From the math, you can see right away that $\lambda$ controls the "peakiness" like how concentrated the probability is around the correct answer (like how probable it is that you'd guess a super totally wrong one).


In [94]:
from functools import partial
import collections

def metropolis(p, qdraw, nsamp, xinit, burn):
    samples=[]
    x_prev = xinit
    accepted=0
    for i in range(nsamp):
        x_star = qdraw(x_prev)
        p_star = p(x_star)
        p_prev = p(x_prev)
        pdfratio = p_star/p_prev
        if np.random.uniform() < min(1, pdfratio):
            samples.append(np.array_str(x_star))
            x_prev = x_star
            accepted += 1
        else:#we always get a sample
            samples.append(np.array_str(x_prev))
            
    return samples[int(burn * nsamp):], accepted * 1. / len(samples)
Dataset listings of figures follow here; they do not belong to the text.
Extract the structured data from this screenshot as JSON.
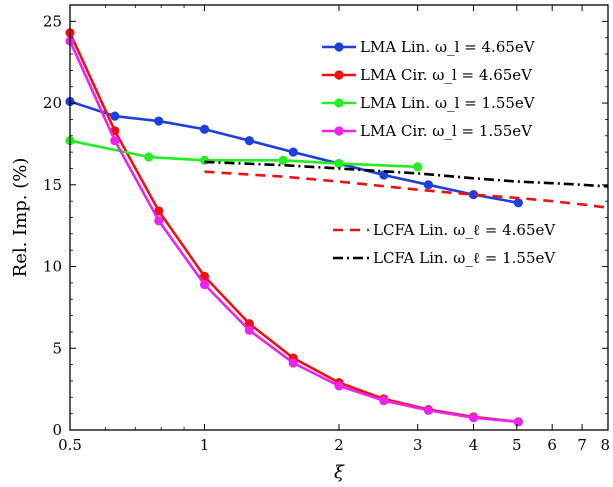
{
  "chart_data": {
    "type": "line",
    "xlabel": "ξ",
    "ylabel": "Rel. Imp. (%)",
    "xscale": "log",
    "xlim": [
      0.5,
      8
    ],
    "ylim": [
      0,
      26
    ],
    "grid": false,
    "legend_placement": "top-right",
    "x_ticks": [
      {
        "value": 0.5,
        "label": "0.5"
      },
      {
        "value": 1,
        "label": "1"
      },
      {
        "value": 2,
        "label": "2"
      },
      {
        "value": 3,
        "label": "3"
      },
      {
        "value": 4,
        "label": "4"
      },
      {
        "value": 5,
        "label": "5"
      },
      {
        "value": 6,
        "label": "6"
      },
      {
        "value": 7,
        "label": "7"
      },
      {
        "value": 8,
        "label": "8"
      }
    ],
    "y_ticks": [
      {
        "value": 0,
        "label": "0"
      },
      {
        "value": 5,
        "label": "5"
      },
      {
        "value": 10,
        "label": "10"
      },
      {
        "value": 15,
        "label": "15"
      },
      {
        "value": 20,
        "label": "20"
      },
      {
        "value": 25,
        "label": "25"
      }
    ],
    "series": [
      {
        "name": "LMA  Lin.  ω_l = 4.65eV",
        "color": "#1f3fdc",
        "style": "solid-markers",
        "x": [
          0.5,
          0.63,
          0.79,
          1.0,
          1.26,
          1.58,
          2.0,
          2.52,
          3.17,
          4.0,
          5.04
        ],
        "y": [
          20.1,
          19.2,
          18.9,
          18.4,
          17.7,
          17.0,
          16.3,
          15.6,
          15.0,
          14.4,
          13.9
        ]
      },
      {
        "name": "LMA  Cir.  ω_l = 4.65eV",
        "color": "#ee1111",
        "style": "solid-markers",
        "x": [
          0.5,
          0.63,
          0.79,
          1.0,
          1.26,
          1.58,
          2.0,
          2.52,
          3.17,
          4.0,
          5.04
        ],
        "y": [
          24.3,
          18.3,
          13.4,
          9.4,
          6.5,
          4.4,
          2.9,
          1.9,
          1.25,
          0.8,
          0.5
        ]
      },
      {
        "name": "LMA Lin. ω_l = 1.55eV",
        "color": "#22ee22",
        "style": "solid-markers",
        "x": [
          0.5,
          0.75,
          1.0,
          1.5,
          2.0,
          3.0
        ],
        "y": [
          17.7,
          16.7,
          16.5,
          16.5,
          16.3,
          16.1
        ]
      },
      {
        "name": "LMA Cir. ω_l = 1.55eV",
        "color": "#ee22ee",
        "style": "solid-markers",
        "x": [
          0.5,
          0.63,
          0.79,
          1.0,
          1.26,
          1.58,
          2.0,
          2.52,
          3.17,
          4.0,
          5.04
        ],
        "y": [
          23.8,
          17.7,
          12.8,
          8.9,
          6.1,
          4.1,
          2.7,
          1.8,
          1.2,
          0.75,
          0.5
        ]
      },
      {
        "name": "LCFA Lin. ω_ℓ = 4.65eV",
        "color": "#ee1111",
        "style": "dashed",
        "x": [
          1.0,
          1.5,
          2.0,
          3.0,
          4.0,
          5.0,
          6.0,
          7.0,
          8.0
        ],
        "y": [
          15.8,
          15.5,
          15.2,
          14.7,
          14.4,
          14.2,
          14.0,
          13.8,
          13.6
        ]
      },
      {
        "name": "LCFA Lin. ω_ℓ = 1.55eV",
        "color": "#000000",
        "style": "dashdot",
        "x": [
          1.0,
          1.5,
          2.0,
          3.0,
          4.0,
          5.0,
          6.0,
          7.0,
          8.0
        ],
        "y": [
          16.4,
          16.2,
          16.0,
          15.7,
          15.4,
          15.2,
          15.1,
          15.0,
          14.9
        ]
      }
    ]
  }
}
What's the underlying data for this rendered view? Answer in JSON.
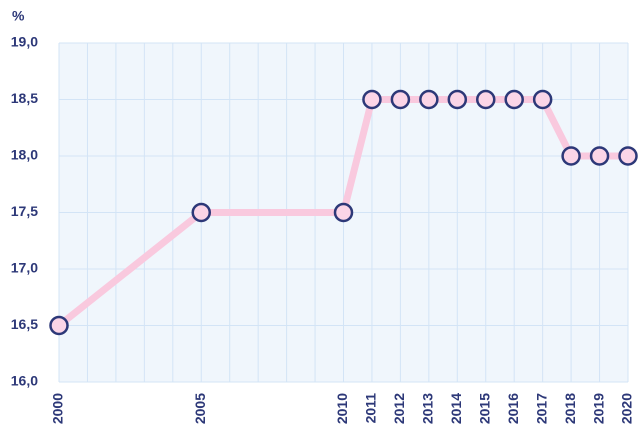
{
  "chart_data": {
    "type": "line",
    "y_unit": "%",
    "x": [
      2000,
      2005,
      2010,
      2011,
      2012,
      2013,
      2014,
      2015,
      2016,
      2017,
      2018,
      2019,
      2020
    ],
    "values": [
      16.5,
      17.5,
      17.5,
      18.5,
      18.5,
      18.5,
      18.5,
      18.5,
      18.5,
      18.5,
      18.0,
      18.0,
      18.0
    ],
    "color": "#f9c9de",
    "marker_color": "#fbd5e7",
    "marker_edge_color": "#2d3878",
    "xlim": [
      2000,
      2020
    ],
    "xticks": [
      2000,
      2005,
      2010,
      2011,
      2012,
      2013,
      2014,
      2015,
      2016,
      2017,
      2018,
      2019,
      2020
    ],
    "xminorticks": [
      2000,
      2001,
      2002,
      2003,
      2004,
      2005,
      2006,
      2007,
      2008,
      2009,
      2010,
      2011,
      2012,
      2013,
      2014,
      2015,
      2016,
      2017,
      2018,
      2019,
      2020
    ],
    "ylim": [
      16.0,
      19.0
    ],
    "yticks": [
      {
        "value": 16.0,
        "label": "16,0"
      },
      {
        "value": 16.5,
        "label": "16,5"
      },
      {
        "value": 17.0,
        "label": "17,0"
      },
      {
        "value": 17.5,
        "label": "17,5"
      },
      {
        "value": 18.0,
        "label": "18,0"
      },
      {
        "value": 18.5,
        "label": "18,5"
      },
      {
        "value": 19.0,
        "label": "19,0"
      }
    ],
    "grid": true
  }
}
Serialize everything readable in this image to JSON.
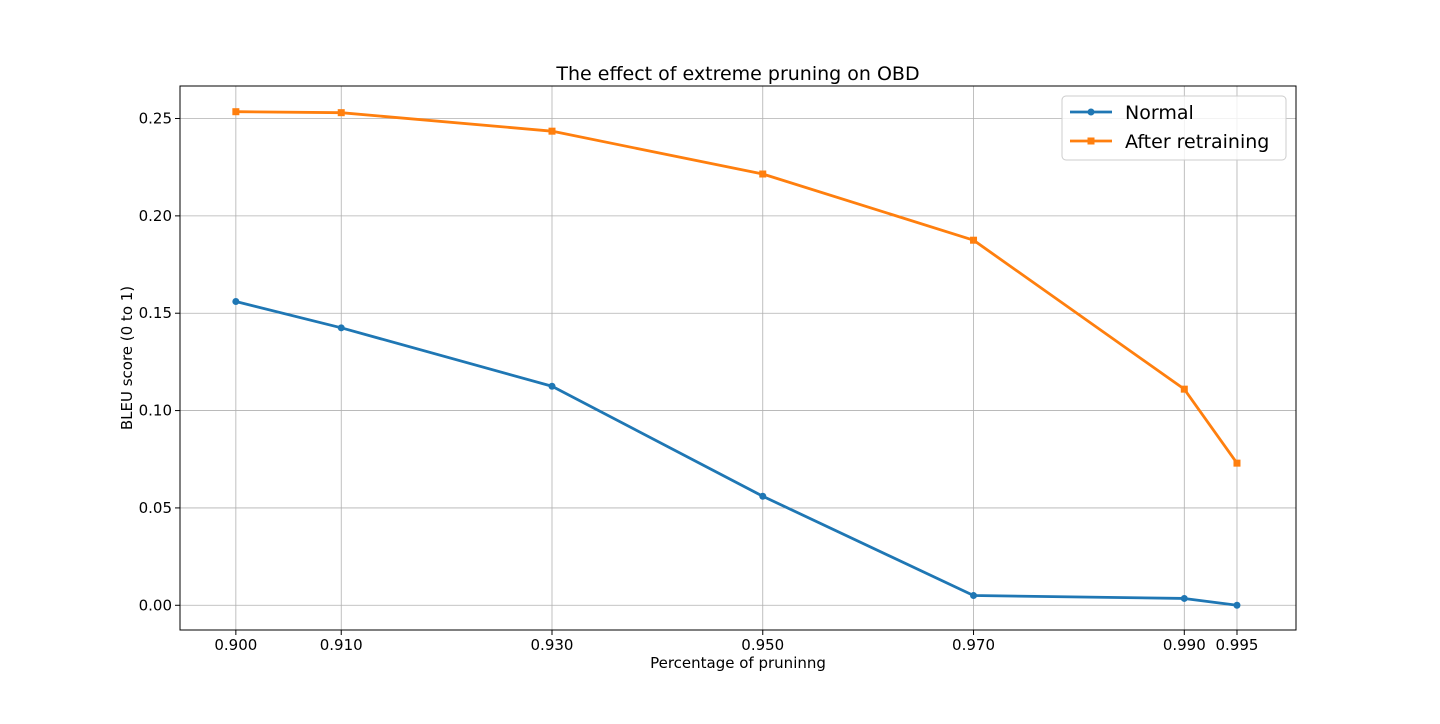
{
  "chart_data": {
    "type": "line",
    "title": "The effect of extreme pruning  on OBD",
    "xlabel": "Percentage of pruninng",
    "ylabel": "BLEU score (0 to 1)",
    "x": [
      0.9,
      0.91,
      0.93,
      0.95,
      0.97,
      0.99,
      0.995
    ],
    "xtick_labels": [
      "0.900",
      "0.910",
      "0.930",
      "0.950",
      "0.970",
      "0.990",
      "0.995"
    ],
    "yticks": [
      0.0,
      0.05,
      0.1,
      0.15,
      0.2,
      0.25
    ],
    "ytick_labels": [
      "0.00",
      "0.05",
      "0.10",
      "0.15",
      "0.20",
      "0.25"
    ],
    "xlim": [
      0.8947,
      1.0006
    ],
    "ylim": [
      -0.0127,
      0.2667
    ],
    "grid": true,
    "legend_position": "top-right",
    "series": [
      {
        "name": "Normal",
        "color": "#1f77b4",
        "marker": "circle",
        "values": [
          0.156,
          0.1425,
          0.1125,
          0.056,
          0.005,
          0.0035,
          0.0
        ]
      },
      {
        "name": "After retraining",
        "color": "#ff7f0e",
        "marker": "square",
        "values": [
          0.2535,
          0.253,
          0.2435,
          0.2215,
          0.1875,
          0.111,
          0.073
        ]
      }
    ]
  }
}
omega = np.array([1, 2, 3, 4, 5])
proposal = lambda theta: np.random.permutation(theta)
d = lambda theta: len((theta - omega)[(theta - omega) != 0])
target_joint = lambda theta, l: np.e**(-l * d(theta))

lambdas = [0.2, 0.5,1.0]

for l in lambdas:
    target = partial(target_joint, l=l)

    x_init = np.array([2, 1, 3, 5, 4])
    print 'lambda = ', l
    num_samples = 500
    samples, accept = metropolis(target, proposal, num_samples, x_init, burn=0)
    print 'accept percent:', accept
    vals, counts = np.unique(samples, return_counts=True)
    top_5 = counts.argsort()[-5:][::-1]
    print 'top 5 guesses:', vals[top_5]
    print 'frequencies:', counts[top_5]
    print '\n\n'

lambda =  0.2
accept percent: 0.874
top 5 guesses: ['[1 2 3 4 5]' '[3 2 1 4 5]' '[5 2 3 4 1]' '[1 2 5 4 3]' '[1 4 2 3 5]']
frequencies: [20 12 11 11 10]



lambda =  0.5
accept percent: 0.658
top 5 guesses: ['[1 2 3 4 5]' '[1 4 3 2 5]' '[1 3 2 4 5]' '[1 2 4 5 3]' '[1 2 5 3 4]']
frequencies: [51 24 17 15 11]



lambda =  1.0
accept percent: 0.44
top 5 guesses: ['[1 2 3 4 5]' '[2 1 3 4 5]' '[1 3 2 4 5]' '[1 2 3 5 4]' '[1 2 5 4 3]']
frequencies: [77 39 31 18 17]





So the larger the lambda, the more likely you're to guess the right answer and the more tightly you're guesses will cluster around the right answer.

To compute $p(\text{shawshank is top} | lambda)$, we count how many guesses have 1 in the first entry.

In [111]:
for l in lambdas:
    target = partial(target_joint, l=l)

    x_init = np.array([2, 1, 3, 5, 4])
    print 'lambda = ', l
    num_samples = 500
    samples, accept = metropolis(target, proposal, num_samples, x_init, burn=0)
    vals, counts = np.unique(samples, return_counts=True)
    top_5 = counts.argsort()[-5:][::-1]
    print 'top 5 guesses:', vals[top_5]
    print 'frequencies:', counts[top_5]
    print 'p(shawshank ranked top | lambda): ', len([s for s in samples if '[1 ' in s])  * 1. / len(samples)
    print '\n\n'
   

lambda =  0.2
top 5 guesses: ['[1 5 3 4 2]' '[1 2 3 4 5]' '[1 4 3 2 5]' '[1 2 3 5 4]' '[3 4 2 1 5]']
frequencies: [15 14 12 10  9]
p(shawshank ranked top | lambda):  0.276



lambda =  0.5
top 5 guesses: ['[1 3 2 4 5]' '[1 2 3 4 5]' '[1 4 3 2 5]' '[1 5 3 4 2]' '[3 2 1 4 5]']
frequencies: [23 17 16 15 14]
p(shawshank ranked top | lambda):  0.294



lambda =  1.0
top 5 guesses: ['[1 2 3 4 5]' '[3 2 1 4 5]' '[1 4 3 2 5]' '[5 2 3 4 1]' '[1 3 2 4 5]']
frequencies: [138  36  26  25  19]
p(shawshank ranked top | lambda):  0.528





So, $p(\text{shawshank is top} | lambda)$ increases as lambda increases.